Thursday, May 21, 2015

The 2015 Read Russia Prize for Translations into English -- Shortlist

Ah, a week of prize news! Read Russia announced, yesterday, the shortlist for the 2015 Read Russia Prize for Russian-to-English translations. The award will be presented in New York on May 29: I’m doubly looking forward to attending because Gary Saul Morson, who taught me War and Peace twice, will be the guest speaker, with the lecture, “Because Everyone Needs a Little Russian Literature.” I’m not sure which came first, the title or the Read Russia bumper sticker, but I’ll see if I can clear that up next week.  
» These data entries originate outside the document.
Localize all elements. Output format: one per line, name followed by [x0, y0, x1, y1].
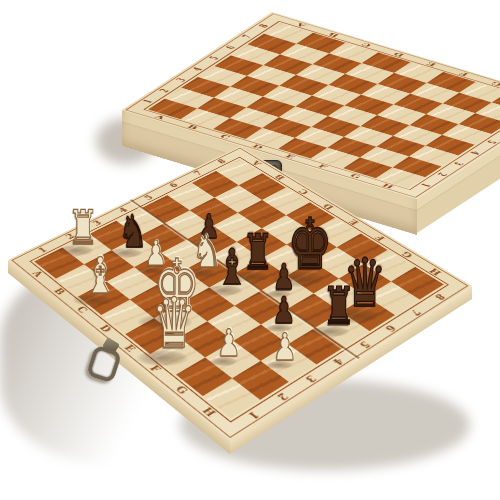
pawn-glyph: ♟ — [217, 321, 241, 364]
piece-black-bishop-e4[interactable]: ♝ — [214, 250, 249, 295]
queen-glyph: ♛ — [151, 283, 196, 364]
pieces-layer: ♜♝♟♞♚♛♟♟♞♟♝♜♟♚♟♜♛ — [0, 0, 500, 500]
bishop-glyph: ♝ — [216, 238, 248, 296]
bishop-glyph: ♝ — [84, 247, 116, 305]
piece-black-rook-h5[interactable]: ♜ — [321, 289, 357, 336]
piece-white-pawn-h3[interactable]: ♟ — [272, 334, 299, 368]
rook-glyph: ♜ — [322, 276, 355, 336]
knight-glyph: ♞ — [118, 206, 147, 258]
pawn-glyph: ♟ — [273, 325, 297, 368]
piece-white-pawn-g2[interactable]: ♟ — [216, 331, 242, 365]
piece-white-queen-f1[interactable]: ♛ — [149, 301, 198, 364]
piece-white-bishop-c1[interactable]: ♝ — [83, 259, 118, 304]
product-photo-scene: AABBCCDDEEFFGGHH1122334455667788 AABBCCD… — [0, 0, 500, 500]
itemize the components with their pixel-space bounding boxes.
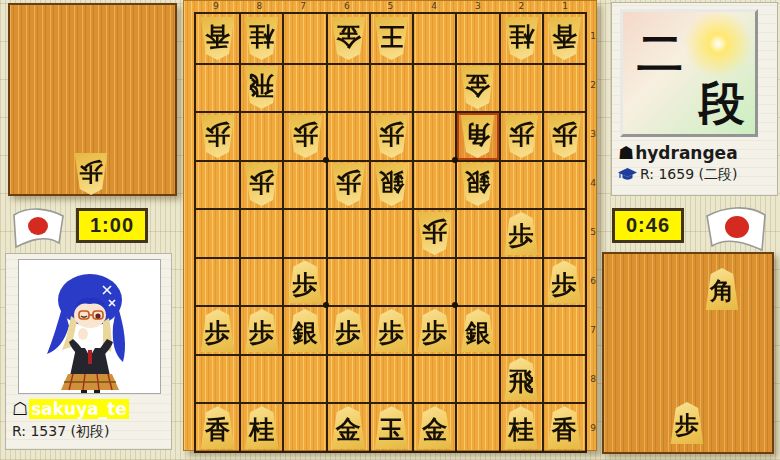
piece-玉-sente[interactable]: 玉 <box>374 406 409 449</box>
square-56[interactable] <box>369 257 412 306</box>
piece-王-gote[interactable]: 王 <box>374 17 409 60</box>
sente-side-icon: ☗ <box>618 142 634 163</box>
square-51[interactable]: 王 <box>369 14 412 63</box>
square-65[interactable] <box>326 208 369 257</box>
square-16[interactable]: 歩 <box>542 257 585 306</box>
square-89[interactable]: 桂 <box>239 402 282 451</box>
square-46[interactable] <box>412 257 455 306</box>
square-93[interactable]: 歩 <box>196 111 239 160</box>
piece-歩-gote[interactable]: 歩 <box>244 163 279 206</box>
piece-歩-gote[interactable]: 歩 <box>331 163 366 206</box>
piece-歩-sente[interactable]: 歩 <box>504 212 539 255</box>
piece-歩-sente[interactable]: 歩 <box>547 261 582 304</box>
rank-label-8: 8 <box>588 355 598 404</box>
gote-captured-tray: 歩 <box>8 3 177 196</box>
square-18[interactable] <box>542 354 585 403</box>
square-27[interactable] <box>499 305 542 354</box>
board-grid: 香桂金王桂香飛金歩歩歩角歩歩歩歩銀銀歩歩歩歩歩歩銀歩歩歩銀飛香桂金玉金桂香 <box>194 12 587 453</box>
square-28[interactable]: 飛 <box>499 354 542 403</box>
square-87[interactable]: 歩 <box>239 305 282 354</box>
file-label-4: 4 <box>412 1 456 12</box>
square-34[interactable]: 銀 <box>455 160 498 209</box>
square-26[interactable] <box>499 257 542 306</box>
piece-香-gote[interactable]: 香 <box>200 17 235 60</box>
square-43[interactable] <box>412 111 455 160</box>
piece-桂-gote[interactable]: 桂 <box>244 17 279 60</box>
right-player-rating: R: 1659 (二段) <box>618 166 737 184</box>
square-96[interactable] <box>196 257 239 306</box>
piece-歩-sente[interactable]: 歩 <box>670 402 704 444</box>
piece-角-gote[interactable]: 角 <box>460 115 495 158</box>
square-98[interactable] <box>196 354 239 403</box>
square-95[interactable] <box>196 208 239 257</box>
piece-銀-gote[interactable]: 銀 <box>374 163 409 206</box>
square-22[interactable] <box>499 63 542 112</box>
square-29[interactable]: 桂 <box>499 402 542 451</box>
hoshi-dot <box>452 157 458 163</box>
left-player-name-row: ☖sakuya_te <box>12 398 129 419</box>
square-35[interactable] <box>455 208 498 257</box>
square-73[interactable]: 歩 <box>282 111 325 160</box>
piece-金-sente[interactable]: 金 <box>417 406 452 449</box>
piece-銀-sente[interactable]: 銀 <box>460 309 495 352</box>
square-31[interactable] <box>455 14 498 63</box>
piece-香-sente[interactable]: 香 <box>200 406 235 449</box>
hoshi-dot <box>323 302 329 308</box>
square-61[interactable]: 金 <box>326 14 369 63</box>
japan-flag-left-icon <box>10 204 68 256</box>
piece-桂-gote[interactable]: 桂 <box>504 17 539 60</box>
japan-flag-right-icon <box>702 202 770 258</box>
piece-銀-gote[interactable]: 銀 <box>460 163 495 206</box>
square-21[interactable]: 桂 <box>499 14 542 63</box>
square-57[interactable]: 歩 <box>369 305 412 354</box>
rank-card-nidan: 二 段 <box>620 9 758 137</box>
piece-歩-gote[interactable]: 歩 <box>417 212 452 255</box>
file-label-5: 5 <box>369 1 413 12</box>
shogi-board: 987654321 123456789 香桂金王桂香飛金歩歩歩角歩歩歩歩銀銀歩歩… <box>183 0 597 451</box>
square-13[interactable]: 歩 <box>542 111 585 160</box>
square-41[interactable] <box>412 14 455 63</box>
piece-歩-gote[interactable]: 歩 <box>374 115 409 158</box>
square-88[interactable] <box>239 354 282 403</box>
square-19[interactable]: 香 <box>542 402 585 451</box>
square-76[interactable]: 歩 <box>282 257 325 306</box>
square-58[interactable] <box>369 354 412 403</box>
piece-香-sente[interactable]: 香 <box>547 406 582 449</box>
square-33[interactable]: 角 <box>455 111 498 160</box>
square-37[interactable]: 銀 <box>455 305 498 354</box>
file-label-1: 1 <box>543 1 587 12</box>
file-label-6: 6 <box>325 1 369 12</box>
square-74[interactable] <box>282 160 325 209</box>
piece-桂-sente[interactable]: 桂 <box>504 406 539 449</box>
gote-clock: 1:00 <box>76 208 148 243</box>
square-54[interactable]: 銀 <box>369 160 412 209</box>
piece-飛-gote[interactable]: 飛 <box>244 66 279 109</box>
square-47[interactable]: 歩 <box>412 305 455 354</box>
square-38[interactable] <box>455 354 498 403</box>
square-92[interactable] <box>196 63 239 112</box>
rank-coordinate-labels: 123456789 <box>588 12 598 453</box>
square-49[interactable]: 金 <box>412 402 455 451</box>
rank-label-1: 1 <box>588 12 598 61</box>
square-79[interactable] <box>282 402 325 451</box>
square-82[interactable]: 飛 <box>239 63 282 112</box>
left-player-panel: ☖sakuya_te R: 1537 (初段) <box>5 253 172 450</box>
square-48[interactable] <box>412 354 455 403</box>
square-53[interactable]: 歩 <box>369 111 412 160</box>
square-97[interactable]: 歩 <box>196 305 239 354</box>
piece-金-sente[interactable]: 金 <box>331 406 366 449</box>
piece-飛-sente[interactable]: 飛 <box>504 358 539 401</box>
square-78[interactable] <box>282 354 325 403</box>
square-66[interactable] <box>326 257 369 306</box>
sente-captured-tray: 角歩 <box>602 252 774 454</box>
piece-歩-gote[interactable]: 歩 <box>200 115 235 158</box>
rank-card-char-bottom: 段 <box>699 80 745 126</box>
shogi-client-window: 歩 1:00 <box>0 0 780 460</box>
sente-clock: 0:46 <box>612 208 684 243</box>
piece-歩-gote[interactable]: 歩 <box>547 115 582 158</box>
square-39[interactable] <box>455 402 498 451</box>
square-52[interactable] <box>369 63 412 112</box>
square-75[interactable] <box>282 208 325 257</box>
square-68[interactable] <box>326 354 369 403</box>
square-42[interactable] <box>412 63 455 112</box>
square-94[interactable] <box>196 160 239 209</box>
piece-銀-sente[interactable]: 銀 <box>288 309 323 352</box>
file-coordinate-labels: 987654321 <box>194 1 587 12</box>
piece-歩-sente[interactable]: 歩 <box>331 309 366 352</box>
square-55[interactable] <box>369 208 412 257</box>
rank-label-4: 4 <box>588 159 598 208</box>
piece-歩-gote[interactable]: 歩 <box>288 115 323 158</box>
file-label-8: 8 <box>238 1 282 12</box>
square-59[interactable]: 玉 <box>369 402 412 451</box>
square-91[interactable]: 香 <box>196 14 239 63</box>
square-24[interactable] <box>499 160 542 209</box>
piece-歩-sente[interactable]: 歩 <box>417 309 452 352</box>
rank-label-3: 3 <box>588 110 598 159</box>
square-12[interactable] <box>542 63 585 112</box>
piece-金-gote[interactable]: 金 <box>460 66 495 109</box>
square-69[interactable]: 金 <box>326 402 369 451</box>
square-67[interactable]: 歩 <box>326 305 369 354</box>
square-45[interactable]: 歩 <box>412 208 455 257</box>
piece-歩-sente[interactable]: 歩 <box>244 309 279 352</box>
piece-香-gote[interactable]: 香 <box>547 17 582 60</box>
square-17[interactable] <box>542 305 585 354</box>
square-77[interactable]: 銀 <box>282 305 325 354</box>
hoshi-dot <box>323 157 329 163</box>
square-14[interactable] <box>542 160 585 209</box>
rank-label-5: 5 <box>588 208 598 257</box>
rank-card-char-top: 二 <box>637 30 683 76</box>
file-label-3: 3 <box>456 1 500 12</box>
square-71[interactable] <box>282 14 325 63</box>
piece-角-sente[interactable]: 角 <box>705 268 739 310</box>
square-36[interactable] <box>455 257 498 306</box>
graduation-cap-icon <box>618 168 637 182</box>
square-25[interactable]: 歩 <box>499 208 542 257</box>
square-11[interactable]: 香 <box>542 14 585 63</box>
piece-金-gote[interactable]: 金 <box>331 17 366 60</box>
file-label-2: 2 <box>500 1 544 12</box>
square-84[interactable]: 歩 <box>239 160 282 209</box>
piece-歩-sente[interactable]: 歩 <box>200 309 235 352</box>
square-62[interactable] <box>326 63 369 112</box>
square-32[interactable]: 金 <box>455 63 498 112</box>
right-player-name-row: ☗hydrangea <box>618 142 738 163</box>
right-player-name: hydrangea <box>635 143 737 163</box>
rank-label-2: 2 <box>588 61 598 110</box>
square-15[interactable] <box>542 208 585 257</box>
piece-桂-sente[interactable]: 桂 <box>244 406 279 449</box>
rank-label-9: 9 <box>588 404 598 453</box>
square-63[interactable] <box>326 111 369 160</box>
file-label-9: 9 <box>194 1 238 12</box>
rank-label-6: 6 <box>588 257 598 306</box>
piece-歩-sente[interactable]: 歩 <box>288 261 323 304</box>
square-44[interactable] <box>412 160 455 209</box>
right-player-panel: 二 段 ☗hydrangea R: 1659 (二段) <box>611 2 778 196</box>
square-81[interactable]: 桂 <box>239 14 282 63</box>
rank-label-7: 7 <box>588 306 598 355</box>
avatar-image <box>18 259 161 394</box>
piece-歩-gote[interactable]: 歩 <box>74 153 108 195</box>
square-72[interactable] <box>282 63 325 112</box>
square-86[interactable] <box>239 257 282 306</box>
square-64[interactable]: 歩 <box>326 160 369 209</box>
file-label-7: 7 <box>281 1 325 12</box>
piece-歩-gote[interactable]: 歩 <box>504 115 539 158</box>
left-player-rating: R: 1537 (初段) <box>12 423 109 441</box>
square-83[interactable] <box>239 111 282 160</box>
square-85[interactable] <box>239 208 282 257</box>
piece-歩-sente[interactable]: 歩 <box>374 309 409 352</box>
square-99[interactable]: 香 <box>196 402 239 451</box>
square-23[interactable]: 歩 <box>499 111 542 160</box>
left-player-name: sakuya_te <box>29 399 129 419</box>
gote-side-icon: ☖ <box>12 398 28 419</box>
Be that as it may, here’s the shortlist, in alphabetical order by translator. Two finalists translated Leo Tolstoy’s Anna Karenina and Oliver Ready deserves special recognition for having two books on the list, a particular achievement since one book is a classic, the other a contemporary novel. It’s a varied list all around, and the broad selection of publishers is encouraging. I’ve read two of the translations in full and both were very good. Congratulations to everyone!
  • Rosamund Bartlett’s translation of Leo Tolstoy’s Anna Karenina; Oxford University Press.
  • Peter Daniels’s translation of Vladislav Khodasevich’s Selected Poems; Overlook Press (UK: Angel Books). 
  • Katherine Dovlatov’s translation of Sergei Dovlatov’s Pushkin Hills (Заповедник); Counterpoint Press (UK: Alma Classics). Katherine Dovlatov’s translation of her father’s Pushkin Hills is lots of fun: I was glad to have it on a stuffy, delayed flight last summer. Recently out in paperback. (There’s a bit more, here.)
  • Jamie Rann’s translation of Anna Starobinets’s The Icarus Gland; Skyscraper Press.
  • Oliver Ready’s translation of Fyodor Dostoyevsky’s Crime and Punishment; Penguin UK.
  • Oliver Ready’s translation of Vladimir Sharov’s Before and During; Dedalus Books. With all its cultural references and dense monologues, I can only imagine that Before and During must have been very, very difficult to translate. (Particularly this well!) I wrote a bit about Before and During here.
  • Marian Schwartz’s translation of Leo Tolstoy’s Anna Karenina; Yale University Press.
Up Next: BookExpo America (and Read Russia Award) trip report, National Bestseller Award. And two books: Eugene Vodolazkin’s Solovyov and Larionov, which I’ll start translating this summer, and Sergei Nosov’s Член общества, или Голодное время (something like Member of the Society or A Time of Hunger), the sad-but-funny story of a man’s life after selling all his Dostoevsky.

Disclaimers: The usual, including work with Read Russia and my incredible good fortune to know most of the translators on this list.